Here, he could argue that Thompson was the person that Walton allegedly punched, and since he was acquitted in court, she could hold a particular grudge and detest for anyone who could have a little say in the situation. He could further argue that she did not adequately research the situation or fact-check before saying her statements to ESPN. There is very little evidential meat on the bone connecting Izzo to mishandling sexual assault allegations, and what she has heard from somebody else or through multiple degrees of contact could actually be considered hearsay. Hearsay discredits witness testimony in a court of law, and it could be used as a parallel concept here. In addition to failing to contact Izzo or the East Lansing police for comment, Thompson had zero proof to back up what she said and either knew it was false or, if she genuinely does believe Izzo had a role in Walton's charge being dropped, let her opinion get the best of her and acted recklessly by failing to inquire into the facts, actually going against what is on record in the two written statements from independent and objective witnesses the City Attorney received during the case. When the truth is not a certainty, accusing someone of being involved with an assault scandal in a time where society is paying special attention to the sensitive topic is reckless.

Note: Since the Outside the Lines report, a former legal representative from East Lansing issued a statement about Thompson's allegations that Tom Izzo had some undue influence and worked with the East Lansing legal representatives to lessen Walton's charges. David Meyers was the assistant attorney from 2006-2016, and he says that the claims made in the report were "false allegations and misleading insinuations" and no one received preferential treatment during his tenure with the municipality. Furthermore, he wrote, "The case was fully reviewed and a determination was made that while the case wouldn’t be fully dismissed, a plea offer would be made ... Unlike a county prosecutor, city attorneys can only charge 90 day misdemeanors which are the lowest level charge that are still criminal, and due to that, most plea offers result in some type of civil infraction, typically a litter." This fact could work strongly in Izzo's favor and support that if Thompson had looked into the procedural aspects, it provides an explanation that does not involve the head basketball coach entangled in inappropriate conduct.
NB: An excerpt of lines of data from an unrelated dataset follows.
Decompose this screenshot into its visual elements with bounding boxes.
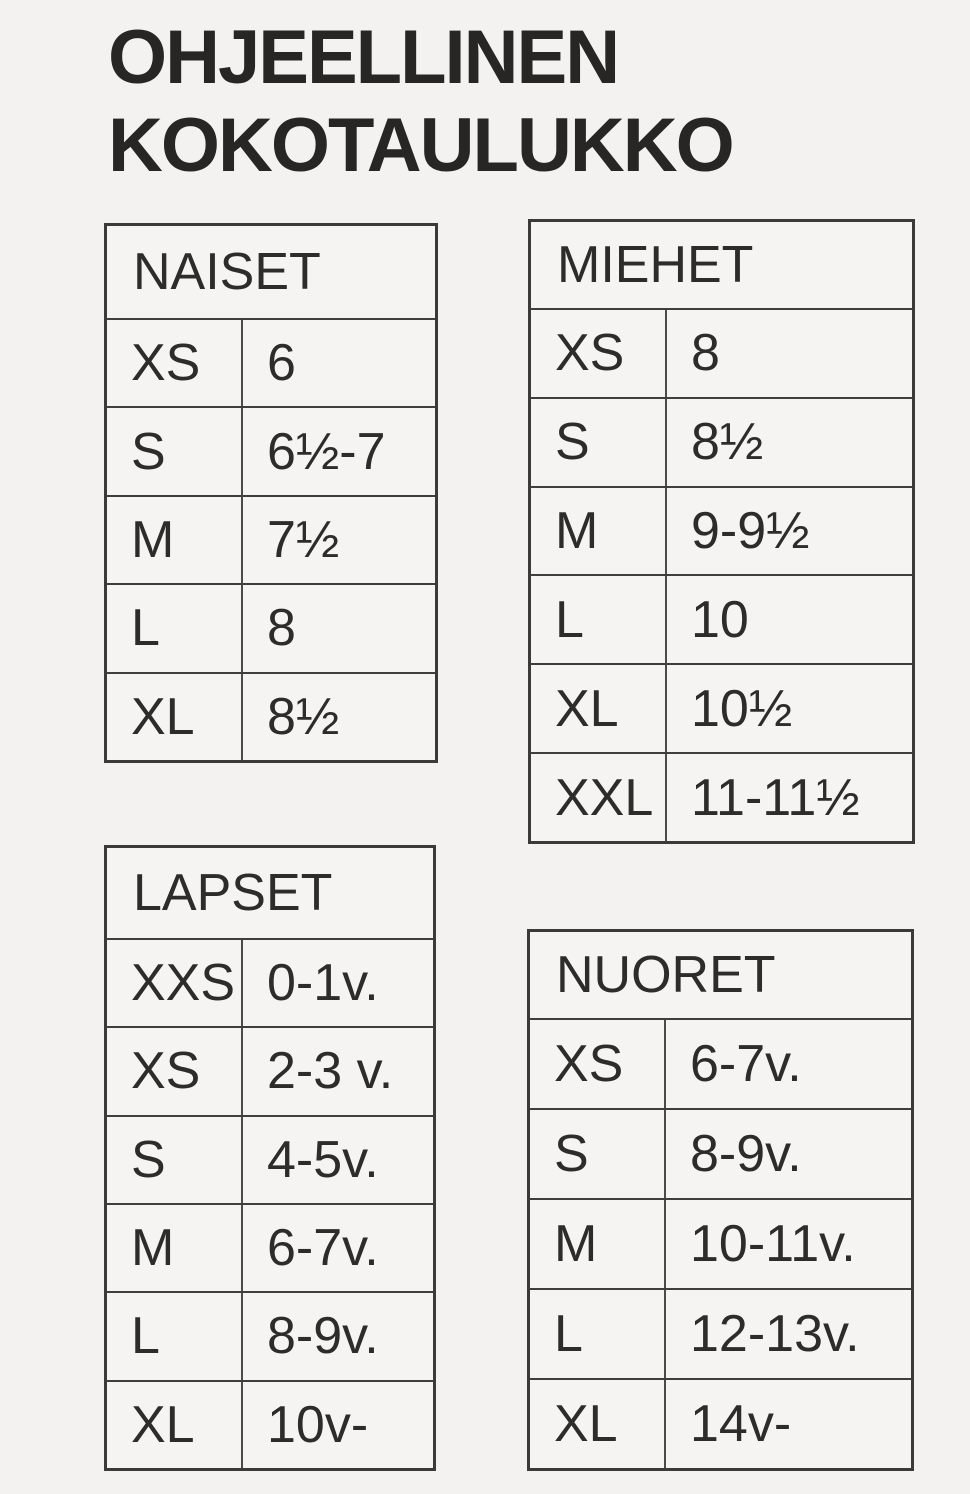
size-value: 6: [267, 334, 296, 393]
table-row: XXL 11-11½: [531, 752, 912, 841]
size-value: 8-9v.: [267, 1307, 379, 1366]
size-value: 10-11v.: [690, 1215, 856, 1273]
size-value: 8-9v.: [690, 1125, 802, 1183]
page-title: OHJEELLINEN KOKOTAULUKKO: [108, 15, 735, 188]
size-value: 8: [691, 324, 720, 383]
table-rows: XS 6-7v. S 8-9v. M 10-11v. L 12-13v. XL 14v-: [530, 1018, 911, 1468]
table-title: LAPSET: [133, 864, 333, 922]
table-row: M 10-11v.: [530, 1198, 911, 1288]
size-value: 7½: [267, 511, 340, 570]
size-label: XL: [107, 1381, 243, 1468]
size-label: L: [107, 585, 243, 672]
size-label: XXL: [531, 754, 667, 841]
table-rows: XXS 0-1v. XS 2-3 v. S 4-5v. M 6-7v. L 8-9v. XL 10v-: [107, 938, 433, 1468]
size-label: XL: [531, 665, 667, 753]
size-label: XS: [530, 1020, 666, 1108]
size-value: 2-3 v.: [267, 1042, 394, 1101]
size-table-lapset: LAPSET XXS 0-1v. XS 2-3 v. S 4-5v. M 6-7v. L 8-9v…: [104, 845, 436, 1471]
size-label: L: [107, 1293, 243, 1380]
table-row: M 9-9½: [531, 485, 912, 575]
size-label: M: [107, 496, 243, 584]
table-row: S 8½: [531, 396, 912, 486]
table-row: S 6½-7: [107, 406, 435, 495]
size-label: M: [107, 1204, 243, 1292]
size-value: 12-13v.: [690, 1305, 860, 1363]
size-label: L: [530, 1290, 666, 1378]
size-label: S: [107, 1116, 243, 1203]
size-value: 6-7v.: [690, 1035, 802, 1093]
table-title: NAISET: [133, 243, 321, 301]
size-value: 9-9½: [691, 502, 810, 561]
table-row: XL 10½: [531, 663, 912, 753]
table-row: L 8-9v.: [107, 1291, 433, 1380]
size-value: 0-1v.: [267, 954, 379, 1013]
table-row: XL 14v-: [530, 1378, 911, 1468]
table-row: XS 6-7v.: [530, 1018, 911, 1108]
table-row: L 10: [531, 574, 912, 664]
table-title: NUORET: [556, 946, 776, 1004]
size-label: XS: [107, 1028, 243, 1115]
table-title: MIEHET: [557, 236, 754, 294]
size-value: 14v-: [690, 1395, 792, 1453]
size-label: XS: [531, 310, 667, 397]
size-label: XL: [107, 673, 243, 761]
table-row: XL 8½: [107, 671, 435, 761]
size-value: 8½: [691, 413, 764, 472]
size-label: XXS: [107, 940, 243, 1027]
table-row: L 12-13v.: [530, 1288, 911, 1378]
size-table-nuoret: NUORET XS 6-7v. S 8-9v. M 10-11v. L 12-13v. XL 14…: [527, 929, 914, 1471]
size-table-naiset: NAISET XS 6 S 6½-7 M 7½ L 8 XL 8½: [104, 223, 438, 763]
size-label: M: [530, 1200, 666, 1288]
size-value: 8½: [267, 687, 340, 746]
size-label: XL: [530, 1380, 666, 1468]
table-rows: XS 6 S 6½-7 M 7½ L 8 XL 8½: [107, 318, 435, 761]
size-value: 6-7v.: [267, 1219, 379, 1278]
size-label: S: [531, 398, 667, 486]
size-value: 8: [267, 599, 296, 658]
size-value: 11-11½: [691, 768, 860, 827]
table-row: S 4-5v.: [107, 1114, 433, 1203]
size-label: XS: [107, 320, 243, 407]
size-label: S: [107, 408, 243, 495]
table-row: M 6-7v.: [107, 1202, 433, 1292]
table-row: XS 6: [107, 318, 435, 407]
table-row: M 7½: [107, 494, 435, 584]
table-row: XS 8: [531, 308, 912, 397]
table-rows: XS 8 S 8½ M 9-9½ L 10 XL 10½ XXL 11-11½: [531, 308, 912, 841]
size-table-miehet: MIEHET XS 8 S 8½ M 9-9½ L 10 XL 10½ XXL 11-11½: [528, 219, 915, 844]
size-value: 6½-7: [267, 422, 386, 481]
size-value: 10½: [691, 679, 793, 738]
size-value: 10v-: [267, 1395, 369, 1454]
size-label: L: [531, 576, 667, 664]
table-row: XS 2-3 v.: [107, 1026, 433, 1115]
size-value: 10: [691, 590, 749, 649]
size-label: M: [531, 487, 667, 575]
size-label: S: [530, 1110, 666, 1198]
table-row: XL 10v-: [107, 1379, 433, 1468]
size-value: 4-5v.: [267, 1130, 379, 1189]
table-row: S 8-9v.: [530, 1108, 911, 1198]
table-row: XXS 0-1v.: [107, 938, 433, 1027]
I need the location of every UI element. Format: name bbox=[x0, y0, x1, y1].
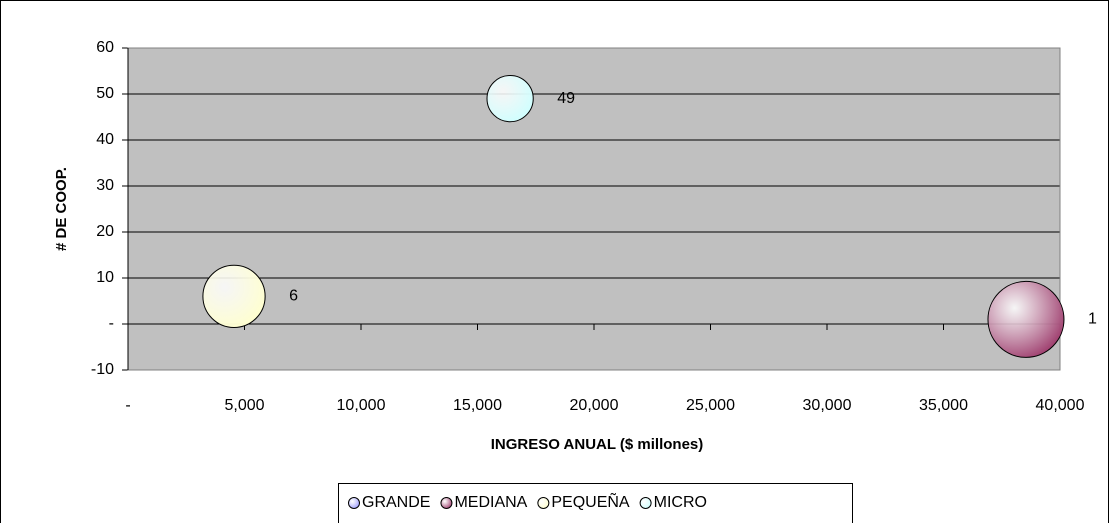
x-tick-label: 35,000 bbox=[919, 397, 968, 414]
x-tick-label: 15,000 bbox=[453, 397, 502, 414]
x-tick-label: 5,000 bbox=[224, 397, 264, 414]
y-tick-label: 50 bbox=[96, 85, 114, 102]
data-label: 1 bbox=[1088, 311, 1097, 328]
y-tick-label: -10 bbox=[91, 361, 114, 378]
legend-label: MICRO bbox=[654, 494, 707, 511]
y-tick-label: - bbox=[109, 315, 114, 332]
x-tick-label: 30,000 bbox=[803, 397, 852, 414]
bubble bbox=[202, 264, 266, 329]
legend-label: GRANDE bbox=[362, 494, 430, 511]
y-tick-label: 30 bbox=[96, 177, 114, 194]
legend-label: MEDIANA bbox=[454, 494, 527, 511]
x-tick-label: 10,000 bbox=[337, 397, 386, 414]
legend-marker bbox=[537, 497, 550, 509]
x-tick-label: - bbox=[125, 397, 130, 414]
data-label: 6 bbox=[289, 288, 298, 305]
y-axis-title: # DE COOP. bbox=[53, 167, 70, 251]
legend-marker bbox=[639, 497, 652, 509]
legend-box bbox=[338, 483, 853, 524]
y-tick-label: 10 bbox=[96, 269, 114, 286]
plot-area bbox=[128, 48, 1060, 370]
legend-label: PEQUEÑA bbox=[551, 491, 630, 511]
y-tick-label: 40 bbox=[96, 131, 114, 148]
legend-marker bbox=[440, 497, 453, 509]
x-tick-label: 40,000 bbox=[1036, 397, 1085, 414]
y-tick-label: 60 bbox=[96, 39, 114, 56]
bubble bbox=[987, 280, 1065, 358]
legend-marker bbox=[348, 497, 360, 509]
bubble bbox=[486, 74, 534, 123]
y-tick-label: 20 bbox=[96, 223, 114, 240]
x-tick-label: 25,000 bbox=[686, 397, 735, 414]
data-label: 49 bbox=[557, 90, 575, 107]
x-axis-title: INGRESO ANUAL ($ millones) bbox=[491, 436, 704, 453]
x-tick-label: 20,000 bbox=[570, 397, 619, 414]
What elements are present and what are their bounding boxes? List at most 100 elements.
Heck, for the sake of discussion, what if Tom Izzo wanted to sue a media outlet like ESPN or a newspaper who published the defamation? It would be a much harder case to win. There, he would use a similar argument to what is stated above, adding that ESPN not only relied on a bias source in Thompson as the alleged victim, but it published it with top-story fanfare with a perspective that regardless of its truth, it makes a good story, and everyone would be checking ESPN for news and updates. How could he argue that this was done "with reckless disregard of whether or not it was false"? When Dantonio was cleared, I could not find a single article reporting on it on ESPN.com, but there are many, many articles mentioning the coaches being under fire and being connected to the pattern of inaction and suppression. Additionally, if ESPN were to research somewhat as deeply as the external investigation is doing and continues to do, it could have found the context in which certain Izzo and Dantonio quotes and actions were made (e.g., having a player "talk to his mother"). ESPN also did not provide back-up statements to what Thompson claimed.

We do not know all the details with respect to Tom Izzo, but if and when the external investigation clears him, he has his case.